Midweek in his second period of isolation we received some of his papers through the post and were asked to do them under exam conditions, so we wrote a timetable up for him, giving him two days to prepare. The following evening we received an email stating that in fact he would go in and do them at school the following week, while other students had their off week from assessment. He would then pick up the next set of assessments at the same time as other students without the break. He returned to school the following Monday with absolutely no idea which assessment he would undertake that morning. Walking into school cold.

Last week, when the Institute for Government released its report, Schools and Coronavirus: The Government’s Handling of Education During the Pandemic, I read in horror at why my child and many other children in my constituency had been so badly let down. The report states that: “A No 10 insider says that there was a ‘clear steer’ from the prime minister not to make contingency plans because, ‘if you prepare for these things not happening, then the outcome is that they are far more likely not to happen … people will look for the easy way out and take it.’ This left the government and schools unprepared when exams had to be cancelled a second time in spring 2021.”

The prime minister wasn’t sitting round a kitchen table trying to get his kids across the line, he wasn’t driving around his constituency trying to get laptops to kids who had nothing, and he doesn’t get to accuse parents like me of wanting an easy way out

The prime minister played chicken with my kid. The Labour shadow education secretary and many others, including myself, begged and pleaded with Gavin Williamson to start planning for the 2021 GCSE and A-level cohort immediately after the same fiasco the year before. All the while he and Boris Johnson were basically judging kids like my son, parents like me, and brilliant teachers and schools like his school as if we wanted an easy life and a simple option. They decided to take us to the brink and gently nudge us over.

How dare the prime minister be cavalier with my kid.
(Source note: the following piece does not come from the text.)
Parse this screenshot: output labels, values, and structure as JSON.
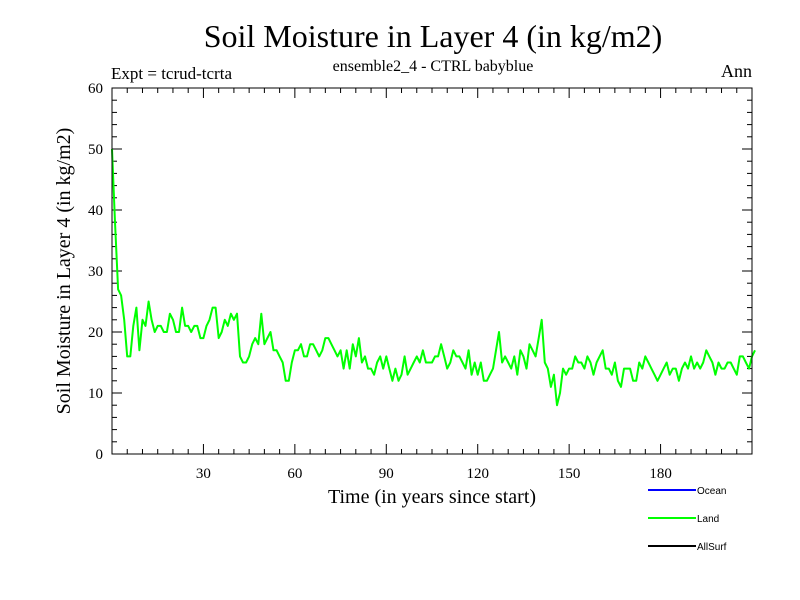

He wasn’t sitting round a kitchen table trying to get his kids across the line, he wasn’t driving around his constituency trying to get laptops to kids who had nothing, and he doesn’t get to accuse parents like me of wanting an easy way out.

Gavin Williamson and the prime minister have failed in their duty to educate our children. What has been crystallised in the eyes of hundreds of thousands of pupils is that the government cannot be trusted. Every single time they insisted that exams would go ahead, and then went back on it, it was an abject lesson. I didn’t want the easy option for my kid, I wanted him to sit his exams and attend school just exactly as he always expected to.

As a family we have had to think about what’s next, we have to play with the hand we have been dealt as best we can. We will think of options, work out possibilities, and find solutions. We will make a plan. I just wish that the government had bothered to do the same in the 14 months they wasted.

Tomorrow, as my son strolls down to school to pick up his results, he will not be cutting the government any slack, none was cut for him or any kid in a state school in our country. Dereliction of duty doesn’t cut it, they were negligent.

Jess Phillips is the shadow minister for domestic violence and safeguarding and Labour MP for Birmingham Yardley.